Lyon Con­fluence phase 1, tête de gon­dole

En l’espace de cinq ans, les anciennes friches industrielles et portuaires des bords de Saône sont devenues une vitrine de l’architecture contemporaine et de la ville durable. Visite

Date de publication
26-02-2015
Revision
25-10-2015

Tout a été dit sur le projet urbain Lyon Confluence, porte-étendard de la politique de rayonnement international de la métropole lyonnaise depuis plus de dix ans. Vendu au MIPIM, au SIMI1 et dans tout ce qui compte en matière de salons de l’immobilier internationaux, largement mis en scène et commenté dans de nombreuses publications, Confluence est l’un de ces multiples quartiers bâtis sur des friches industrielles et portuaires qui renouvellent l’image des agglomérations à coup de discours emphatiques sur le développement durable et la smart city. Lauréat du programme européen Concerto2 depuis 2005, du palmarès Ecoquartier du Ministère de l’écologie et du développement durable en 2009, labellisé Quartier durable WWF, démonstrateur de la « ville intelligente » grâce à son partenariat avec le Nedo, agence publique japonaise de soutien à l’innovation, il accumule les récompenses et multiplie les partenariats. 

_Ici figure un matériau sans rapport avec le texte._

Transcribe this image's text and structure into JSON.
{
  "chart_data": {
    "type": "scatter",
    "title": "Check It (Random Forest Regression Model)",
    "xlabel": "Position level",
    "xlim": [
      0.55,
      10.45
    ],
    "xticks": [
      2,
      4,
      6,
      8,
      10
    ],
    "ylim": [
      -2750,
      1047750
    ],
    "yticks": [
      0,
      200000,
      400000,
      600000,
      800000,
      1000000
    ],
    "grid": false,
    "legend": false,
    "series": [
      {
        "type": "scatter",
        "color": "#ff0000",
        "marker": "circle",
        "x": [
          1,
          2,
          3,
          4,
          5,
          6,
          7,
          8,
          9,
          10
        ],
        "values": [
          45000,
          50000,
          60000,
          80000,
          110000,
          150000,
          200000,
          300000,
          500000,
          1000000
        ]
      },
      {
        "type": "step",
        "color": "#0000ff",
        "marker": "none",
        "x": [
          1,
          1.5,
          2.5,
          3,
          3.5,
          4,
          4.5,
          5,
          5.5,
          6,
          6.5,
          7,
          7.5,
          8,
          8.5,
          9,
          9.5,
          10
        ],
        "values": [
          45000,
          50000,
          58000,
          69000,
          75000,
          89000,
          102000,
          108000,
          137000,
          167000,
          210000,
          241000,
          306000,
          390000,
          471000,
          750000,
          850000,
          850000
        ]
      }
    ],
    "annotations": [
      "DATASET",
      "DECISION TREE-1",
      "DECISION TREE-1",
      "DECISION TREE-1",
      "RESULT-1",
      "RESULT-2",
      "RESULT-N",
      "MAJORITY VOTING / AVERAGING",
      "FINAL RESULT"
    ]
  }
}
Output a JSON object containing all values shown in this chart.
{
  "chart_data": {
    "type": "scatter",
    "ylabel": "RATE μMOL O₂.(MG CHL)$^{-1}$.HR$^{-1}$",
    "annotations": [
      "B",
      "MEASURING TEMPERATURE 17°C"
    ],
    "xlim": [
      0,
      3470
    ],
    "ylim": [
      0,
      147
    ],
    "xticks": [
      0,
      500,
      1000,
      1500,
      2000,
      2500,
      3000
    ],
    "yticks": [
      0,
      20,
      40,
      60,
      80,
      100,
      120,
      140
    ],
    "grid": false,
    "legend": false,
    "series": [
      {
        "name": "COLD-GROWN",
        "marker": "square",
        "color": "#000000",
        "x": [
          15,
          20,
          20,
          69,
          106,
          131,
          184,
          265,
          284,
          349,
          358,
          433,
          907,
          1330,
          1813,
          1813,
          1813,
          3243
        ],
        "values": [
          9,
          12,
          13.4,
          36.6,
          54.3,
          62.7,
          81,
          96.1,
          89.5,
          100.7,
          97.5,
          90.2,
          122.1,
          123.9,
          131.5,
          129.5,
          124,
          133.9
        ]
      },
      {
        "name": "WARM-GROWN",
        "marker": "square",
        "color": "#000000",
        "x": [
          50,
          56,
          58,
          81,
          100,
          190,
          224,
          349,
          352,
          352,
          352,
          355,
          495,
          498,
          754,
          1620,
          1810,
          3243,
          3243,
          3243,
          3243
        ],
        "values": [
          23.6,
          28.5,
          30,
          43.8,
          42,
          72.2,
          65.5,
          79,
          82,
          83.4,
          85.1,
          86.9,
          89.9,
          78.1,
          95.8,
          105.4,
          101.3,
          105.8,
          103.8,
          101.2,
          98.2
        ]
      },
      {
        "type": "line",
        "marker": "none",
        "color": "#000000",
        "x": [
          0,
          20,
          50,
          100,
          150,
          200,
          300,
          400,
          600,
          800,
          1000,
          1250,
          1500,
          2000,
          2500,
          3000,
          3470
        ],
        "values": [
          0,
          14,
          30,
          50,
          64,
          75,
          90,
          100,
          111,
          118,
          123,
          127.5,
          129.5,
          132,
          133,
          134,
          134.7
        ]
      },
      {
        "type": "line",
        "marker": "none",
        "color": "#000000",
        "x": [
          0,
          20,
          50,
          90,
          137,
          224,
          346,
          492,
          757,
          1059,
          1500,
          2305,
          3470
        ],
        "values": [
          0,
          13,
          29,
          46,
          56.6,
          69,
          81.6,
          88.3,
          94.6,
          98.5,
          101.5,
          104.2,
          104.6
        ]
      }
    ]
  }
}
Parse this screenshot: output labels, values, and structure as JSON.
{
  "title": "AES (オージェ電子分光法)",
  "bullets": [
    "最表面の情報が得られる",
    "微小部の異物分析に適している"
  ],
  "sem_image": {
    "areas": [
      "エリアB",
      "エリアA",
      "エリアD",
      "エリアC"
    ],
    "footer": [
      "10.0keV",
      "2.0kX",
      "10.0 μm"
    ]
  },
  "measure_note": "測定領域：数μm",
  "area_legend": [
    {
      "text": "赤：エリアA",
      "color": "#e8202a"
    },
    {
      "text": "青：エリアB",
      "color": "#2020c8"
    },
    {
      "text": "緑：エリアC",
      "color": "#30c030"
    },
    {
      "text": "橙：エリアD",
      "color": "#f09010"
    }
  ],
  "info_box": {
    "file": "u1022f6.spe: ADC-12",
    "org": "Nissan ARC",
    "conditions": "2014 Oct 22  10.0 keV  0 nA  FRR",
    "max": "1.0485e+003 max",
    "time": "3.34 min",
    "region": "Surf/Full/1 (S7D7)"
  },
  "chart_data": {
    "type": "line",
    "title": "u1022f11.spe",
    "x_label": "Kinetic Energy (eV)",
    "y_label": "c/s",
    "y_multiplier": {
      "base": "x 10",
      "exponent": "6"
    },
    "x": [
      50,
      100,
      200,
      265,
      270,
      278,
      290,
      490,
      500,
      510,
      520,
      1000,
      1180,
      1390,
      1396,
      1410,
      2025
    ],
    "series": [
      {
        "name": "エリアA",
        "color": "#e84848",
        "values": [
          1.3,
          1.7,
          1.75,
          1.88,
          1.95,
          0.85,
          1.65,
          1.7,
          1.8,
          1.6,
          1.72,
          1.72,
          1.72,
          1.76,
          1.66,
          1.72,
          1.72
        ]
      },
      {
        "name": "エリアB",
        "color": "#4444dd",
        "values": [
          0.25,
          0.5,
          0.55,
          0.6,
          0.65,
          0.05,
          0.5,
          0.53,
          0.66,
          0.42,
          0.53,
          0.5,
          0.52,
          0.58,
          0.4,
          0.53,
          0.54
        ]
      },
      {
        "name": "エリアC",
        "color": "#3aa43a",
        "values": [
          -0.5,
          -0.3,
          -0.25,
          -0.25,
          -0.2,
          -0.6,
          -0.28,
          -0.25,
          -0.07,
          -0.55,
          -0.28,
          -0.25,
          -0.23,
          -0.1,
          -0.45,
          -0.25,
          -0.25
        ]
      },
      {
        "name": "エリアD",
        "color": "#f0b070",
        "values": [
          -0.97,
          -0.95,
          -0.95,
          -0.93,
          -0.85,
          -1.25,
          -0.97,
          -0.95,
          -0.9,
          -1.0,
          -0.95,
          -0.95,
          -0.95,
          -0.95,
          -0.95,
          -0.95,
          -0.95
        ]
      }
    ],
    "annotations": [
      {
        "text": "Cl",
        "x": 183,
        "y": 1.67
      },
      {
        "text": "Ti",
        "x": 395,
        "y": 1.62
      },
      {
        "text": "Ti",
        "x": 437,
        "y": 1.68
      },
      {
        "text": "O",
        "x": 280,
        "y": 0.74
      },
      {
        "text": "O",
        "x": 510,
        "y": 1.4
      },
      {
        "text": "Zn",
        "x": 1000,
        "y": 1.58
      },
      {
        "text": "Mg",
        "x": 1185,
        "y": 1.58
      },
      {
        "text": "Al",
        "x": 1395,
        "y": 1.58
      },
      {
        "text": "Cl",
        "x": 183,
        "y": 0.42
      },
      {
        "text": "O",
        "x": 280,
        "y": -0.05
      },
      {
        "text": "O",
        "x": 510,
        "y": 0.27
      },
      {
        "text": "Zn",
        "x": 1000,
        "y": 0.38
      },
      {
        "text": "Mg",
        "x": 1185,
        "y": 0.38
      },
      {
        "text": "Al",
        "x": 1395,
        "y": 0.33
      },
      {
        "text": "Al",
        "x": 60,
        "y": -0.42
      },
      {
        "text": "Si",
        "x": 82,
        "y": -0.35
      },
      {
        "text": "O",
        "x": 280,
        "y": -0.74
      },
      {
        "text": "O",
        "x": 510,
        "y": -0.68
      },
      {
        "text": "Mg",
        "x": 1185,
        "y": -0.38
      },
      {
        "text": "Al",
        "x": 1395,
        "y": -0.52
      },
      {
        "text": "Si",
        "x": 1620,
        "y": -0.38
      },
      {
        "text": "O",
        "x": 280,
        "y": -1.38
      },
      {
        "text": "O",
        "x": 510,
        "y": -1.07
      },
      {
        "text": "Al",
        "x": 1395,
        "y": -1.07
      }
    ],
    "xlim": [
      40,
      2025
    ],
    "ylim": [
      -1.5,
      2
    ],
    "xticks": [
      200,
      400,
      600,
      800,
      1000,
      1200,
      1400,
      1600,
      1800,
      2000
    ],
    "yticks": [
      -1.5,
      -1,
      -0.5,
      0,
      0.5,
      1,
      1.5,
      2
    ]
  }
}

Alors que la première phase est en voie d’achèvement, et que la seconde n’a pas encore débuté, une visite ­s’impose pour voir de plus près, au-delà des prouesses technologiques impossibles à évaluer, des discours et des images promotionnelles, quels environnements et quelle qualité de vie ce quartier est capable de générer, pour aujourd’hui et pour demain. 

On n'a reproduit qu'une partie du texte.